Lieu, calendrier et horaires

  • Mercredi de 10 h à 13 h (salle A06_51, 54 bd Raspail 75006 Paris), les 28 novembre 2018, 23 janvier, 27 février, 27 mars, 22 mai et 26 juin 2019.
  • Séances supplémentaires les 12 décembre 2018 et 10 avril 2019 (salle AS1_24, 54 bd Raspail 75006 Paris)

Présentation

Nous continuerons, cette année, de poser des jalons à la construction d’une sociologie critique et réflexive des phénomènes migratoires en interrogeant le paradigme de la « crise migratoire ». Les « migrations » sont aujourd’hui souvent évoquées, d’un point de vue politique, parfois intellectuel, comme un problème, en termes d’afflux massif, et les « migrants » comme menaçant les frontières. Les phénomènes que l’on appelle aujourd’hui « migrations » ne sont pourtant qu’une part minoritaire des flux, d’une ampleur considérable, qui caractérisent le monde contemporain.

Nous partirons ainsi d’une question : pourquoi la « migration » apparaît-elle aujourd’hui comme la forme problématique des mobilités contemporaines ? L’intention théorique consiste à replacer les flux nommés aujourd’hui « migrations » dans une réflexion globale et interdisciplinaire sur les mobilités, en les mettant en perspective avec d’autres flux et formes de déplacements et ainsi à penser l’opposition entre migration et mobilité.
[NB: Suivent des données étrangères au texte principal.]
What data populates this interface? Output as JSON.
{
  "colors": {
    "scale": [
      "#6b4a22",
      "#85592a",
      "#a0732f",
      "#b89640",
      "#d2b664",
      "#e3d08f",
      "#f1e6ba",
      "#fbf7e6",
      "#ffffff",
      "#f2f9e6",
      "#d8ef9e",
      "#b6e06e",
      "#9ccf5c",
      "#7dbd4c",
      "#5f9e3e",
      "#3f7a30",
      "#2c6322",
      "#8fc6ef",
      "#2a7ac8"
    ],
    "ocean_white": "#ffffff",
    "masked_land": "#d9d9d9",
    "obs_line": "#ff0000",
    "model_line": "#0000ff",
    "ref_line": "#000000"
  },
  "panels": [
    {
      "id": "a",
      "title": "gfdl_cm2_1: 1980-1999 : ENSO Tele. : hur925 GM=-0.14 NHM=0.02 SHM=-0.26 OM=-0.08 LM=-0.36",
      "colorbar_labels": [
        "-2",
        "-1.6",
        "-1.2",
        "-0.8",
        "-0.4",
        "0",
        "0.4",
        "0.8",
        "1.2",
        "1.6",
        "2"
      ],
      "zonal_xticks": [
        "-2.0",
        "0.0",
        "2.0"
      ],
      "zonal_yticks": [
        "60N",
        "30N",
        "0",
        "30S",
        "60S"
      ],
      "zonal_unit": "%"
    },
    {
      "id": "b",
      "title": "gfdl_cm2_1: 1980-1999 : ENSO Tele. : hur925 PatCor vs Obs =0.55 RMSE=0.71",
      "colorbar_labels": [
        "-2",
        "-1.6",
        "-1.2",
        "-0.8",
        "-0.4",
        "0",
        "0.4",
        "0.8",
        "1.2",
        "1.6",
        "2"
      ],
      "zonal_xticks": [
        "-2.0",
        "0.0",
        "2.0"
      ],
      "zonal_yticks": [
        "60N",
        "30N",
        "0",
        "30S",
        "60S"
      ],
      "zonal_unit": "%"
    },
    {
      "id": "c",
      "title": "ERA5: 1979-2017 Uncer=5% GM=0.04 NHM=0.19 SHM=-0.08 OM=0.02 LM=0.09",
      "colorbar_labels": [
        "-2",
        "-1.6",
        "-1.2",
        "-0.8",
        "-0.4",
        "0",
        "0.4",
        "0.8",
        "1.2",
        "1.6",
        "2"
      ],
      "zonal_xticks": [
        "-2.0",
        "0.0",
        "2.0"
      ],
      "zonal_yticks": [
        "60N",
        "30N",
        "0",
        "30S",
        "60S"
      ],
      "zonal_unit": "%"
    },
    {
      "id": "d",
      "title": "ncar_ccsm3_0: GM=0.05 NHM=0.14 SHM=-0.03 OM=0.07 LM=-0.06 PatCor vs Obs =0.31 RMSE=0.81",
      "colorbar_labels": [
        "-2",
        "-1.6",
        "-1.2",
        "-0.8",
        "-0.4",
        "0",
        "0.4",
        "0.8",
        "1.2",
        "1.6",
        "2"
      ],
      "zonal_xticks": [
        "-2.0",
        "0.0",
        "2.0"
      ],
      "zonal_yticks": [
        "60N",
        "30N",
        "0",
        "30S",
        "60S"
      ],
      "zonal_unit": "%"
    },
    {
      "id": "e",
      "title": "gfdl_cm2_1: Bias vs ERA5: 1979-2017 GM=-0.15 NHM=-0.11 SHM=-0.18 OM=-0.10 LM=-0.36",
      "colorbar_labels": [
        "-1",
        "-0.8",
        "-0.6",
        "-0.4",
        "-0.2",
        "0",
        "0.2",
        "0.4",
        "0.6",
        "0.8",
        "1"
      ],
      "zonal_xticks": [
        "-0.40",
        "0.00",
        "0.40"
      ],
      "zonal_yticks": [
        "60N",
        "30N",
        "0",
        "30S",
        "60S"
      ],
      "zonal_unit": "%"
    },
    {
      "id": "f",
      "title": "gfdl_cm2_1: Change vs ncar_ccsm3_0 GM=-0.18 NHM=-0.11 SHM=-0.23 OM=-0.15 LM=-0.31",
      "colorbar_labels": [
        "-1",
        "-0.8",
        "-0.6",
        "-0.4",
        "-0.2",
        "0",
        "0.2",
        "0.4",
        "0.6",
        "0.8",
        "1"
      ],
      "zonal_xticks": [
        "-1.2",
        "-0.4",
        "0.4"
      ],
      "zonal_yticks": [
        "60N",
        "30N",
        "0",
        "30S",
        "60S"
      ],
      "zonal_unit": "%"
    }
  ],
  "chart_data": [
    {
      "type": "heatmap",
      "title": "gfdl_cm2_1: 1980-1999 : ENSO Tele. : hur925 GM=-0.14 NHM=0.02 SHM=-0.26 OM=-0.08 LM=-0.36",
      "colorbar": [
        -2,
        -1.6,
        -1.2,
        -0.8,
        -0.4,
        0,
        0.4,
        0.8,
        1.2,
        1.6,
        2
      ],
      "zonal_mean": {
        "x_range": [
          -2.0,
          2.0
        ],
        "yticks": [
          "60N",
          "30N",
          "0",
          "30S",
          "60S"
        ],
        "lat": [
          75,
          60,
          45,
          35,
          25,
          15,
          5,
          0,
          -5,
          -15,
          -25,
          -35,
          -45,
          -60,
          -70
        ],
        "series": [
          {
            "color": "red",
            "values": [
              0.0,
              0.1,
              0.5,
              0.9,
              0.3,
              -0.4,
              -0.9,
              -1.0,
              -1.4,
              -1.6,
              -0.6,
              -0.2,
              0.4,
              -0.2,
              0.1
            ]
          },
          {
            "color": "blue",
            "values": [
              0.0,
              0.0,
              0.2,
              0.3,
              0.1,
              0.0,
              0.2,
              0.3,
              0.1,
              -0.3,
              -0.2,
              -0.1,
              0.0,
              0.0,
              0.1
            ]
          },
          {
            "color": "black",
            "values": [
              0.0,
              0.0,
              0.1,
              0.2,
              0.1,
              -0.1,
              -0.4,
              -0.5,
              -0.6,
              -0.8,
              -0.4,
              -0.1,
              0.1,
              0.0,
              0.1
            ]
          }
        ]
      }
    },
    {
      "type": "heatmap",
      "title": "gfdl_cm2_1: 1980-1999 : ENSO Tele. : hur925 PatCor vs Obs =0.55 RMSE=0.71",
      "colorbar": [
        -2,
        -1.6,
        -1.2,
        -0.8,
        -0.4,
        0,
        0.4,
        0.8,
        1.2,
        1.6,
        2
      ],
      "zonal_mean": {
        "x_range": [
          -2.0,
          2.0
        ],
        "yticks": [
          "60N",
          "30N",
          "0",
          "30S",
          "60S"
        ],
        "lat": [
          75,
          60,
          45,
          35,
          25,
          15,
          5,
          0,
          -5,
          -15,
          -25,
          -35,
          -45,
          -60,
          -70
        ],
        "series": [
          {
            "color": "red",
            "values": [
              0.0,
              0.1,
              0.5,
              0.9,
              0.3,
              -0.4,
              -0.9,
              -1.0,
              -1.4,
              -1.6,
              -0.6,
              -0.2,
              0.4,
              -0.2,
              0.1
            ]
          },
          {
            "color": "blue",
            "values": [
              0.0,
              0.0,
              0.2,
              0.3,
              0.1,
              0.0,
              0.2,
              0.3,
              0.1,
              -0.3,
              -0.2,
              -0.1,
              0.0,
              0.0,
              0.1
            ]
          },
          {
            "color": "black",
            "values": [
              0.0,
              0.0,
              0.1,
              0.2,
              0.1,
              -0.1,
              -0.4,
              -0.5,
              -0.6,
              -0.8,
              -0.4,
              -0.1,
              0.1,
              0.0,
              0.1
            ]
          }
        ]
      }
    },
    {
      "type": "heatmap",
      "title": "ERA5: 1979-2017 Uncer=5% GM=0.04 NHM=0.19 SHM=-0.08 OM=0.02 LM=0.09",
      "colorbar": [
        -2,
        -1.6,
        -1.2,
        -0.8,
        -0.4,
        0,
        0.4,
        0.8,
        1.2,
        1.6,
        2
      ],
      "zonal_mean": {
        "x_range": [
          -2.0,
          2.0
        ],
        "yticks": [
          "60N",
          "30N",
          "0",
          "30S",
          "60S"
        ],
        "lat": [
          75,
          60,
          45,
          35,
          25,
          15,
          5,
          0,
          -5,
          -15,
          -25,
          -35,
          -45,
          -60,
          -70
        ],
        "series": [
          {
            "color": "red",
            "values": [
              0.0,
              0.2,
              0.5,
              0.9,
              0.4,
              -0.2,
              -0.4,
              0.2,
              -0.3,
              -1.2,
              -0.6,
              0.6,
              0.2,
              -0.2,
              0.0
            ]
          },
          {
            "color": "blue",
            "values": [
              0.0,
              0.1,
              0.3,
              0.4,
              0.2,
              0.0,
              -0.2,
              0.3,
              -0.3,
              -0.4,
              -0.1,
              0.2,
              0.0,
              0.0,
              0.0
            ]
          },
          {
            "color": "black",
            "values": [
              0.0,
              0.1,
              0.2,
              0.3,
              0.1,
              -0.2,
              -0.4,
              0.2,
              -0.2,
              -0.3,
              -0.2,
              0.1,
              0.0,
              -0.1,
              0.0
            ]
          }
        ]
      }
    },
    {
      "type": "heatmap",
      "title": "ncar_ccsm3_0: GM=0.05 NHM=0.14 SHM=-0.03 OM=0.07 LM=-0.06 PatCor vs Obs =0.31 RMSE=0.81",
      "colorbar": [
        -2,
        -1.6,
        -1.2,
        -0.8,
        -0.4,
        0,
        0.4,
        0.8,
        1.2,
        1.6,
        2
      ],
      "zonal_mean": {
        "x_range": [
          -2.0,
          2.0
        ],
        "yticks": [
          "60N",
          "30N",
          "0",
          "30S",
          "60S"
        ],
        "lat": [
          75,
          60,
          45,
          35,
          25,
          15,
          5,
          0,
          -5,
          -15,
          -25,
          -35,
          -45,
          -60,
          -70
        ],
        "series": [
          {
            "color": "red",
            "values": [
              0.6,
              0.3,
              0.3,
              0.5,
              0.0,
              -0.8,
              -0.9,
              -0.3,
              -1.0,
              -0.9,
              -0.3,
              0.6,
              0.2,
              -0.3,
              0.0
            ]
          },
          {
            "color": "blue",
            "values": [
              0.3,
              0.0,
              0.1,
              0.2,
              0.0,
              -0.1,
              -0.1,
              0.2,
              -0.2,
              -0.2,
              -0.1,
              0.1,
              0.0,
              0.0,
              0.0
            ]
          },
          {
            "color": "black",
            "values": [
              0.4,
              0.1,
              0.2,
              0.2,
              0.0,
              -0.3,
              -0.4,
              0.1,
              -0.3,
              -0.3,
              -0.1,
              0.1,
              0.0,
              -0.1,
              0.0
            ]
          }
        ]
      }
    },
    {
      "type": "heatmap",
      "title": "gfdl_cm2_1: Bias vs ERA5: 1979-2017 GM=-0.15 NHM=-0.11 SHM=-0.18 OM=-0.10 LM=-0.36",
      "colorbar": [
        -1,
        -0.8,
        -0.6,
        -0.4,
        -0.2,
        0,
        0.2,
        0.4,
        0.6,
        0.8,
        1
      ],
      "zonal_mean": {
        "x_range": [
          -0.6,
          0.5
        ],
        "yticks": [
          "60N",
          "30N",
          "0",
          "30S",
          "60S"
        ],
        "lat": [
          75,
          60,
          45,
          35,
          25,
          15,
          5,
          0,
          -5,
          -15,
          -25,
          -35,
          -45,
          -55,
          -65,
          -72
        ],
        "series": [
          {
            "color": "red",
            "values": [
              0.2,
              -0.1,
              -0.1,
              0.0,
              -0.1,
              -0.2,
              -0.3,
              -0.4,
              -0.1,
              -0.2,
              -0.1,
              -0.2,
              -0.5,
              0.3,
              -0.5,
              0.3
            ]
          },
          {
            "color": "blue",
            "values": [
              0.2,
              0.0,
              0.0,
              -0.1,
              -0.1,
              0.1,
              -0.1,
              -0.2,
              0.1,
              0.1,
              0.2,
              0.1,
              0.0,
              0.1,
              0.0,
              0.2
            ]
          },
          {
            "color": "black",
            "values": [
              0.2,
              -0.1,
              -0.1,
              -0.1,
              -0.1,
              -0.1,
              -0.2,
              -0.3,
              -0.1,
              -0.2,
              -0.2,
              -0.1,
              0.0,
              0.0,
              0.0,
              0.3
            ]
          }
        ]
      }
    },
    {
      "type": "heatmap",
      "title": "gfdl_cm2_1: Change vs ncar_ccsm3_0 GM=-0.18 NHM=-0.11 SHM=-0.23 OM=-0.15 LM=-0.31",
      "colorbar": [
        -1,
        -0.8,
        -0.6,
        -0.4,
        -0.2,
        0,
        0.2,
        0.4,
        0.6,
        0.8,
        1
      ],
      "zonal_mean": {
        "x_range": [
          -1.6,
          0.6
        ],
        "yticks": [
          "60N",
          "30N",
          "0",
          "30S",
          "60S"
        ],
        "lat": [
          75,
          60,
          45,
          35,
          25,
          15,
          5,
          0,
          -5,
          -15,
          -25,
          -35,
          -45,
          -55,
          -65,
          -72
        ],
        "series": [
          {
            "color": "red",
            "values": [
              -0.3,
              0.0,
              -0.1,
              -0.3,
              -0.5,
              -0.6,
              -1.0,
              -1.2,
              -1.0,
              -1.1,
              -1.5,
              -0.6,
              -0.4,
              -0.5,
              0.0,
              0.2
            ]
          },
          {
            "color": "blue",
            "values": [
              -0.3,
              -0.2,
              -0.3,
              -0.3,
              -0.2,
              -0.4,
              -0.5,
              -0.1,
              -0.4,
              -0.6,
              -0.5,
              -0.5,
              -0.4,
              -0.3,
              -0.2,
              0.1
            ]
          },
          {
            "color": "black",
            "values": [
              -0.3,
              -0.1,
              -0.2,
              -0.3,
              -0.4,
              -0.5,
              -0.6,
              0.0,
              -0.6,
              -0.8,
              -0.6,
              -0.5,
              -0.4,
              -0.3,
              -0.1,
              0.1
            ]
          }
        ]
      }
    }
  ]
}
Dans un contexte de durcissement des politiques migratoires et des dispositifs de contrôle nous souhaitons discuter la place de ces phénomènes, tant politique que symbolique, dans nos sociétés et, à distance du nationalisme méthodologique, interroger les catégories et théories classiques des études migratoires.

Nous questionnerons les dynamiques migratoires au prisme de différents terrains et sous trois axes principaux :

  • Les économies dans lesquelles la mobilité transnationale devient un élément stratégique ainsi que les processus de réagencement des statuts qui s’opèrent dans cette mobilité : place des migrant-e-s dans certains secteurs économiques et liens entre migrations et mobilités sociales.
  • Les mobilités transnationales comme un ensemble de phénomènes sociaux différenciés, tant du point de vue de leur historicité que de leur dynamique.
  • La question politique de « l’étranger » et la réduction de son statut à celui de « migrant ».

Ces différents aspects seront étudiés sous l’angle des expériences migratoires et des logiques sociales qui la traversent (mobilités socio-économiques, autonomie, stratification sociale à l’échelle transnationale), comme des politiques, des frontières et des dispositifs.

Programme des quatre premières séances

  • Mercredi 28 novembre, séance d’introduction : « Migrations, circulations, mobilités ; migrants, expatriés, réfugiés : quelles catégories de sens, quels objets sociologiques ? », animée par Camille Schmoll (GeoCité) et Michel Peraldi (IRIS).
  • Mercredi 12 décembre, deuxième séance d’introduction « Migrations, circulations, mobilités ; migrants, expatriés, réfugiés : quelles catégories de sens, quels objets sociologiques ? » animée par Liza Terrazzoni (IMM-CEMS) et Adelina Miranda (Migrinter).
  • Mercredi 23 janvier : Andrea Rea (Université Libre de Bruxelles) « Migrations contemporaines : sortir du nationalisme méthodologique ».
  • Mercredi 27 février : Maurizio Ambrosini (Université de Milan) « La multiplication des frontières comme champ de bataille: politiques d’exclusion et actions d’inclusion ».